Когда закончили петь «Многая лета», генерал постучал по столу.
— Господа, — сказал он, — наша доблестная армия спасла Болгарию. Пусть же господь не допустит, чтобы армии еще когда-либо пришлось брать на себя тяжелую задачу свержения и установления правительства. Дай ей бог впредь стоять в стороне от козней и интриг политической жизни…

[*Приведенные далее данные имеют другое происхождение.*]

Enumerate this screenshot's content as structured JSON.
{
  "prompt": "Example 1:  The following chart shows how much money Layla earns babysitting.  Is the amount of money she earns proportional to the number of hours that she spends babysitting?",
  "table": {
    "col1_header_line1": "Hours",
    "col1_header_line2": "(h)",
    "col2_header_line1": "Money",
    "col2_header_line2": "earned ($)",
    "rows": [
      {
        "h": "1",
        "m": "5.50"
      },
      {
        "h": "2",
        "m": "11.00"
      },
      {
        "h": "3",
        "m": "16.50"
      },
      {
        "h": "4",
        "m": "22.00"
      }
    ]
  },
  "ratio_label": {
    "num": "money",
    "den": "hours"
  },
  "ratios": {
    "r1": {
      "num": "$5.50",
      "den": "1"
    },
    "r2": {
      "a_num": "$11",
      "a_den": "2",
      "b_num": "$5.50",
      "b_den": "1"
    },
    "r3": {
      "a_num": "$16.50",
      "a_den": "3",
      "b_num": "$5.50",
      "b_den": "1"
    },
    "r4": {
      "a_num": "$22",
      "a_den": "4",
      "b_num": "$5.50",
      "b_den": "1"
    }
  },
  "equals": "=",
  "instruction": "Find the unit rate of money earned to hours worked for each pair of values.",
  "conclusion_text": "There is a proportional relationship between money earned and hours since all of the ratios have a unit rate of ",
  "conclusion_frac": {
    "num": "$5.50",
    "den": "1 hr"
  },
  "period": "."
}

Все внимательно слушали его. Сказав еще несколько фраз, он по привычке слегка присел. Он привык к тому, что после пламенной речи солдаты качают его, крича «ура». Сейчас некому было его качать, но все дружно закричали «ура» и снова принялись обниматься. Журналист плакал, положив руку на машинку. Через несколько лет он напишет в дневнике:
«…Комната наполнилась офицерами. Было оживленно и шумно. Вопросам нет конца. Ответы на них даются немногословные, но ясные и образные. Все полны непосредственных, свежих впечатлений, все переживают радость победы, у всех приподнятое настроение. Я сосредоточенно слушал их, стараясь не пропустить ни одного жеста, ни одной подробности в их рассказах. Меня заражал порыв энтузиазма говоривших».

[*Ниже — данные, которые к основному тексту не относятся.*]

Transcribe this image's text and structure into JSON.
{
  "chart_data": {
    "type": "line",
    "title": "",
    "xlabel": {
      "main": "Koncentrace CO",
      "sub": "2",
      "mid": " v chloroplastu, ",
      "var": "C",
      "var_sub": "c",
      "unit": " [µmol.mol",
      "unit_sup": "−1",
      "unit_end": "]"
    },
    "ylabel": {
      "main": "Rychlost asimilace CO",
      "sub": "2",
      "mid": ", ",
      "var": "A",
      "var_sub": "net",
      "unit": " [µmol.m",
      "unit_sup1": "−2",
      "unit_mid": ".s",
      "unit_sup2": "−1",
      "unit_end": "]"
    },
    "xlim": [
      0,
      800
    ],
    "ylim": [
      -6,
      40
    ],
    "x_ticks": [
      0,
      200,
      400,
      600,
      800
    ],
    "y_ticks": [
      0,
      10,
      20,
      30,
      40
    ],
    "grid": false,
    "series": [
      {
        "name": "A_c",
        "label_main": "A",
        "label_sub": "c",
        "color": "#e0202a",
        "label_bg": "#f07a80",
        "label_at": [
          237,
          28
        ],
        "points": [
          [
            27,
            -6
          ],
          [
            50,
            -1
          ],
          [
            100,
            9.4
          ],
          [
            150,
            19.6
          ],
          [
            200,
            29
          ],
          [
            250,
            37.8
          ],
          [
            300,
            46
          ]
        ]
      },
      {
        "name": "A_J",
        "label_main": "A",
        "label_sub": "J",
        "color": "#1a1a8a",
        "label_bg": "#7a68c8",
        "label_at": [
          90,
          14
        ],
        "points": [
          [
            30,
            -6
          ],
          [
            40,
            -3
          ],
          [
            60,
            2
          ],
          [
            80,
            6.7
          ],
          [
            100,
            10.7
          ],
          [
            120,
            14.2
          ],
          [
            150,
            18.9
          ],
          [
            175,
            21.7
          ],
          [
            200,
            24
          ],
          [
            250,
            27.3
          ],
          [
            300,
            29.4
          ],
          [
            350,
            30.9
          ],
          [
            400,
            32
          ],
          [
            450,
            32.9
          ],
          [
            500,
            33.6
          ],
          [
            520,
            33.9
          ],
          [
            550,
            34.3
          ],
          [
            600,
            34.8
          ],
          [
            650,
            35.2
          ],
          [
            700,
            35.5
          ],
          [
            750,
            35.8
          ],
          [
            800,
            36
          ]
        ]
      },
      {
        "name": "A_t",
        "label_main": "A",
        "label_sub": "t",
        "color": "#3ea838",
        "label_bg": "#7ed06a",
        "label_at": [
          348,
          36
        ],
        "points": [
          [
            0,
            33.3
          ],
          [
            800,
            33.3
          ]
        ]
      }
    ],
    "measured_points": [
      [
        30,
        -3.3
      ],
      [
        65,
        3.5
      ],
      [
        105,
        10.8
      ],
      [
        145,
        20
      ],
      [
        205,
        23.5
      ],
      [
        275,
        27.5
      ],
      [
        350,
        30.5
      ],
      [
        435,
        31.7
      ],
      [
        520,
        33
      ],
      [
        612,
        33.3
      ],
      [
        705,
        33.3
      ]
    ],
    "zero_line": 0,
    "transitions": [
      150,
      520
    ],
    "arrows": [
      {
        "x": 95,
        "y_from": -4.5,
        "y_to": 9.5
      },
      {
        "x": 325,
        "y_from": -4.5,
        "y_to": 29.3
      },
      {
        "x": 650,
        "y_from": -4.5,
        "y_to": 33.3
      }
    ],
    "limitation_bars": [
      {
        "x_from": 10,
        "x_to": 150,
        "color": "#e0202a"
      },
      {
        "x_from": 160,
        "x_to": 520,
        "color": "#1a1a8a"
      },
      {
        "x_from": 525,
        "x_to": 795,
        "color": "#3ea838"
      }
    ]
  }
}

Порыв энтузиазма, по-видимому, и вызвал слезы на его глазах. Но чувствительное сердце журналиста быстро нашло успокоение.
«Кто-то положил мне на плечо руку, — читаем в дневнике, — и сказал, сжимая его: «Ну, пора приниматься за дело!» Обернувшись, я увидел стоявшего за моей спиной Цанкова, он был уже в пальто и шляпе.
— Ты куда? — спросил я.
— Во дворец Врана, к царю.
— Послушай, не лучше ли будет, если ты возьмешь с собой кого-нибудь другого? Ты ведь знаешь, мы, социалисты, не очень-то сильны в дворцовом этикете.
— Нельзя. Надо делать то, что решили, — твердо заявил Цанков».
Вышеприведенный диалог происходил, по-видимому, несколько позднее, так как после криков «Да здравствует Болгария!» и исполнения «Многая лета» победители спели еще и «Шумит Марица окровавленная» и выпили до рюмке коньяку, которым обнесла их мать генерала. В записках журналиста далее говорится:
«Я надеваю пальто, смотрю на его обтрепанные рукава и говорю сам себе: «Вот и тебе, моя ветхая одежонка, предстоит мучительная встреча с дворцовым этикетом».
На этом заканчиваются, так сказать, лирические отступления, за которыми следует торжественная проза, как об этом говорится в хрониках.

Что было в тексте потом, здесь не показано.